The last performance of his that I saw was the "Name Sketch" that he and Ted did a number of times, for our own congregation over the years. This was just two weeks ago, on Sunday May 6th. Ted conducts Lee and three other singers as a choir, and they sing a song that eventually names every one of the more than 100 children in the congregation. The song keeps getting interrupted by all kinds of hilarious stuff, of course; but every kid is honored to hear his/her own name as part of the piece. And the way Lee always declaimed the name of Gabe, his own son, so proudly as part of that....

Well, I got to greet Lee in the hallway both before and after that classic and profound bit, that Sunday two weeks ago; and instead of focusing on that wonderful piece they were doing, for all the kids, it was just one more occasion where I "could have" pressed for more connection with Lee the man. He was so good at his job, at doing his real/transparent/vulnerable characters with so much depth, I couldn't read him...to find his reality beside his characters. But, I should have been paying better attention anyway, not so easily distracted by the way he touched everybody so deeply, whether he was making them laugh or not.
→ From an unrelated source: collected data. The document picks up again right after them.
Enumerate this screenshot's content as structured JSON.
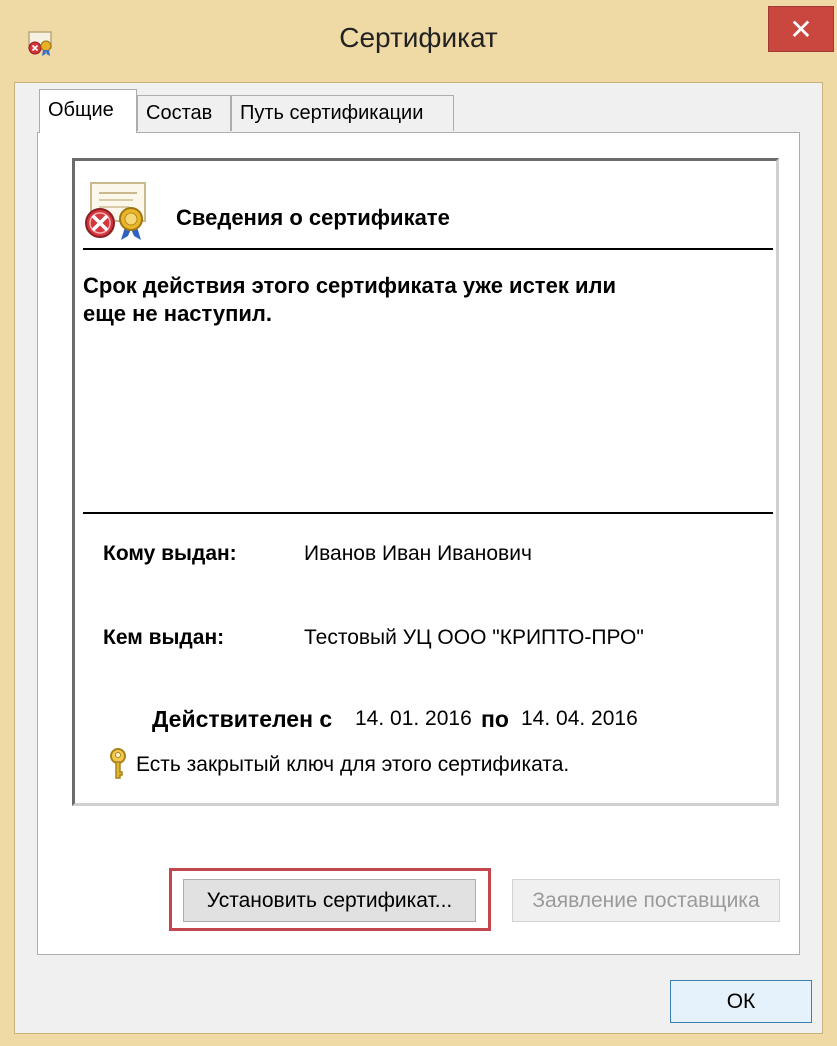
{
  "window": {
    "title": "Сертификат",
    "close_glyph": "✕"
  },
  "tabs": [
    {
      "label": "Общие",
      "active": true
    },
    {
      "label": "Состав",
      "active": false
    },
    {
      "label": "Путь сертификации",
      "active": false
    }
  ],
  "certificate": {
    "header": "Сведения о сертификате",
    "status_line1": "Срок действия этого сертификата уже истек или",
    "status_line2": "еще не наступил.",
    "issued_to_label": "Кому выдан:",
    "issued_to_value": "Иванов Иван Иванович",
    "issued_by_label": "Кем выдан:",
    "issued_by_value": "Тестовый УЦ ООО \"КРИПТО-ПРО\"",
    "valid_from_label": "Действителен с",
    "valid_from_value": "14. 01. 2016",
    "valid_to_label": "по",
    "valid_to_value": "14. 04. 2016",
    "private_key_note": "Есть закрытый ключ для этого сертификата."
  },
  "buttons": {
    "install": "Установить сертификат...",
    "issuer_statement": "Заявление поставщика",
    "ok": "ОК"
  },
  "icons": {
    "title": "certificate-error-icon",
    "cert": "certificate-error-icon",
    "key": "key-icon"
  },
  "colors": {
    "close_button": "#c9473f",
    "highlight_border": "#c1464e",
    "frame": "#efd9a4"
  }
}
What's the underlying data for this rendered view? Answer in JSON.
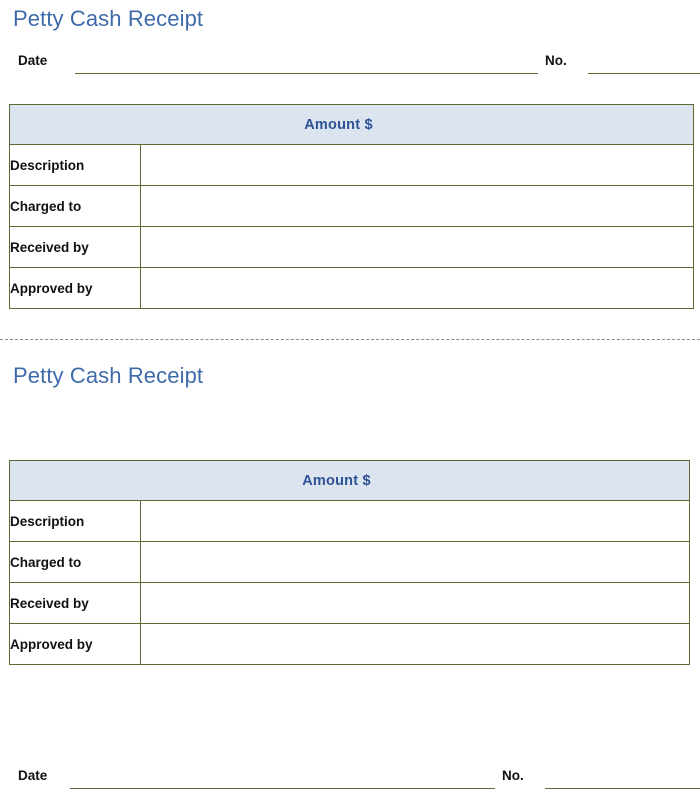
{
  "document": {
    "type": "petty-cash-receipt-form",
    "accent_title_color": "#3f6bab",
    "header_fill_color": "#dce4f0",
    "header_text_color": "#2e5395",
    "border_color": "#5d6b33",
    "rule_color": "#5d6b33",
    "separator_color": "#8b8b8b"
  },
  "receipts": [
    {
      "title": "Petty Cash Receipt",
      "meta": {
        "date_label": "Date",
        "date_value": "",
        "no_label": "No.",
        "no_value": ""
      },
      "table": {
        "amount_header": "Amount $",
        "rows": [
          {
            "label": "Description",
            "value": ""
          },
          {
            "label": "Charged to",
            "value": ""
          },
          {
            "label": "Received by",
            "value": ""
          },
          {
            "label": "Approved by",
            "value": ""
          }
        ]
      }
    },
    {
      "title": "Petty Cash Receipt",
      "meta": {
        "date_label": "Date",
        "date_value": "",
        "no_label": "No.",
        "no_value": ""
      },
      "table": {
        "amount_header": "Amount $",
        "rows": [
          {
            "label": "Description",
            "value": ""
          },
          {
            "label": "Charged to",
            "value": ""
          },
          {
            "label": "Received by",
            "value": ""
          },
          {
            "label": "Approved by",
            "value": ""
          }
        ]
      }
    }
  ]
}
Now instead of reliving his performances, and rehashing his seemingly limitless potential as a creative person, I'd rather have him just walk back in and be around for the next 40 years or so. I got to be with Lee over the past 10 years, and I feel fortunate for that interaction with this wonderful person. I wish I had got to know him better. The future was supposed to allow that.

Enough moping for the moment; time to go to his funeral.

Bradley Lehman (age 42; Lee was 43)
Dayton VA


p.s. May 22: The funeral yesterday was beautiful. There were more than 1000 people there, and doubtless many more in spirit. I was especially touched by the 20-minute video tribute played twice before it started. And during the service, the new songs written for the occasion (and so sensitively performed/improvised) each by Jeff Raught and Ken Medema. And Ted's writing and reading of a biographical sketch of Lee. Perfect.

Friday night May 18th at Community Mennonite Church, we had a 90-minute and wordless candlelighting service for Lee and the congregation. During that, I offered three piano pieces as portrait/memory of Lee, and for the edification of the congregation: Scott Joplin's "Solace - A Mexican Serenade", Johannes Brahms's Intermezzo in E-flat (Op 117 #1), and "Nimrod" from Edward Elgar's "Enigma Variations". Several people told me afterward, about that very slow Joplin piece: it was like having Lee go ambling up there, in the character of a sad clown.